Consider \(\mathsf{P}(\mathbb{R}),\) the set of polynomial functions in one real variable, which we denote by \(x,\) with real coefficients. That is, an element \(p \in \mathsf{P}(\mathbb{R})\) is a function \[p : \mathbb{R}\to \mathbb{R}, \qquad x \mapsto a_n x^n+a_{n-1}x^{n-1}+\cdots + a_1 x+a_0=\sum_{k=0}^na_kx^k,\] where \(n \in \mathbb{N}\) and the coefficients \(a_k \in \mathbb{R}\) for \(k=0,1,\ldots,n.\) The largest \(m \in \mathbb{N}\) such that \(a_m \neq 0\) is called the degree of \(p.\) Notice that we consider polynomials of arbitrary, but finite degree. A power series \(x \mapsto \sum_{k=0}^{\infty} a_k x^k,\) that you encounter in the Calculus module, is not a polynomial, unless only finitely many of its coefficients are different from zero.

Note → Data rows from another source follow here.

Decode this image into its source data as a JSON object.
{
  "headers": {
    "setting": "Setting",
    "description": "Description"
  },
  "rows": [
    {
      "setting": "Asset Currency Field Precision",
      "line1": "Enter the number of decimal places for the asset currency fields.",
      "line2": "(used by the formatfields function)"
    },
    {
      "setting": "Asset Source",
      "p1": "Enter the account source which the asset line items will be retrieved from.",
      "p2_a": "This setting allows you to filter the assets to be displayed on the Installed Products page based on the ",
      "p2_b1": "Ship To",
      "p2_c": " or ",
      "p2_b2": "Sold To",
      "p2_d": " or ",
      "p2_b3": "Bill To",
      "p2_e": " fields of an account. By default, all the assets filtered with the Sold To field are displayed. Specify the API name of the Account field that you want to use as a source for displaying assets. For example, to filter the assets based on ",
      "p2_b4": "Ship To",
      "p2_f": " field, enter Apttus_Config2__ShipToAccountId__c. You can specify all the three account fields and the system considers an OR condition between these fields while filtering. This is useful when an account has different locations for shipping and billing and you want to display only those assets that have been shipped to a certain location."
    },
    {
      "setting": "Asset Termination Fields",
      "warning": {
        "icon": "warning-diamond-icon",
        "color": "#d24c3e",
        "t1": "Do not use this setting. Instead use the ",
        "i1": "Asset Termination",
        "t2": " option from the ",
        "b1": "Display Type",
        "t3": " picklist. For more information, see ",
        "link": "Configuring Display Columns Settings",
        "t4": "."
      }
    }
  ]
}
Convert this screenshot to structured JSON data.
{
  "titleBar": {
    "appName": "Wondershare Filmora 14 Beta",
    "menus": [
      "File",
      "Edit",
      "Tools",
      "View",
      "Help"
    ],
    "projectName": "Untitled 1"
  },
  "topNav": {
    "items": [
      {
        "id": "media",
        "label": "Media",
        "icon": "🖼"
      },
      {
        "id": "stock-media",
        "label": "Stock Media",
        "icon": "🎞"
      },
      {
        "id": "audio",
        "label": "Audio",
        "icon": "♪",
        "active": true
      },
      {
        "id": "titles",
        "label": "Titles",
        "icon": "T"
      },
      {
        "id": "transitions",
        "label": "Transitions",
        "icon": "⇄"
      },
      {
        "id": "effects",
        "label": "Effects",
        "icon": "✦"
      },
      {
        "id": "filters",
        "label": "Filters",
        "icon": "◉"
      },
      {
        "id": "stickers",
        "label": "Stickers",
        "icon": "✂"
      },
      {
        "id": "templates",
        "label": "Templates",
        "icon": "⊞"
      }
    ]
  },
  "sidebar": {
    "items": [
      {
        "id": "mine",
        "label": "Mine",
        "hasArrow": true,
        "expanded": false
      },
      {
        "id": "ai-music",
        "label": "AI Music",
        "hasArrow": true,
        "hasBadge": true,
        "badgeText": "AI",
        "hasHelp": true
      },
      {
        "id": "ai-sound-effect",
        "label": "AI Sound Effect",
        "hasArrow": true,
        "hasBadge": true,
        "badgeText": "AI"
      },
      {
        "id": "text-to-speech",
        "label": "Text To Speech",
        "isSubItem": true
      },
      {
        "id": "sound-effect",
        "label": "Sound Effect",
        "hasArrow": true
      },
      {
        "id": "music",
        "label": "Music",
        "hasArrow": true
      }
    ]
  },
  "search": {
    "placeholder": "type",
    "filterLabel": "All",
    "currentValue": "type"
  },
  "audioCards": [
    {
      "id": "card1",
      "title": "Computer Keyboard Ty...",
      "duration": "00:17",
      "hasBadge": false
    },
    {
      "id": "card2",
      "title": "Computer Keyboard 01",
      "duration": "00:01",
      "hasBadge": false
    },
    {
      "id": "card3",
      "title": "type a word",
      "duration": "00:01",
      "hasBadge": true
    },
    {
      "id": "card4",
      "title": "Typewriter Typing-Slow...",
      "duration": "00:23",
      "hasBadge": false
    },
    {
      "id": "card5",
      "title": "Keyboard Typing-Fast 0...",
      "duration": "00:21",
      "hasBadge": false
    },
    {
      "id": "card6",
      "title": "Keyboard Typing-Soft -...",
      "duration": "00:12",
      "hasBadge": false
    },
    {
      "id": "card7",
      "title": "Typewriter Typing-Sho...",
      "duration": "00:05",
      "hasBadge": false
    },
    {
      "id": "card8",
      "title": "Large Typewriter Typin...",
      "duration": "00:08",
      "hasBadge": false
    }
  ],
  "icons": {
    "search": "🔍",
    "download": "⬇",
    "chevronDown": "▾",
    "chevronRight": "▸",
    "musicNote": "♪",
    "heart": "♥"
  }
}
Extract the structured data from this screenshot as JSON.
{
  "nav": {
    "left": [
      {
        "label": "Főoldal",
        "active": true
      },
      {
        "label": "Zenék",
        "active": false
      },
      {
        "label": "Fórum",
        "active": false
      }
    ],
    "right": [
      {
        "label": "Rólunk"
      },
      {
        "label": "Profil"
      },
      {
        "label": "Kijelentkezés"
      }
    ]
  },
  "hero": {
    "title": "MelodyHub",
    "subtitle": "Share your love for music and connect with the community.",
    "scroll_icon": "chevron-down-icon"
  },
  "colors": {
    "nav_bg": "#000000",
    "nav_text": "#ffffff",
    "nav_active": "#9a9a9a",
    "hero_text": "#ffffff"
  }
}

Clearly, we can multiply \(p\) with a real number \(s \in \mathbb{R}\) to obtain a new polynomial \(s\cdot_{\mathsf{P}(\mathbb{R})} p\) \[\tag{4.1} s\cdot_{\mathsf{P}(\mathbb{R})} p : \mathbb{R}\to \mathbb{R}, \qquad x \mapsto s\cdot p(x)\] so that \((s \cdot_{\mathsf{P}(\mathbb{R})}p)(x)=\sum_{k=0}^n s a_k x^k\) for all \(x \in \mathbb{R}.\) Here \(s \cdot p(x)\) is the usual multiplication of the real numbers \(s\) and \(p(x).\) If we consider another polynomial \[q : \mathbb{R}\to \mathbb{R}, \qquad x\mapsto \sum_{k=0}^n b_k x^k\] with \(b_k \in \mathbb{R}\) for \(k=0,1,\ldots,n,\) the sum of the polynomials \(p\) and \(q\) is the polynomial \[\tag{4.2} p+_{\mathsf{P}(\mathbb{R})}q : \mathbb{R}\to \mathbb{R}, \qquad x \mapsto p(x)+q(x)\] so that \((p+_{\mathsf{P}(\mathbb{R})}q)(x)=\sum_{k=0}(a_k+b_k)x^k\) for all \(x \in \mathbb{R}.\) Here \(p(x)+q(x)\) is the usual addition of the real numbers \(p(x)\) and \(q(x).\) We will henceforth omit writing \(+_{\mathsf{P}(\mathbb{R})}\) and \(\cdot_{\mathsf{P}(\mathbb{R})}\) and simply write \(+\) and \(\cdot.\)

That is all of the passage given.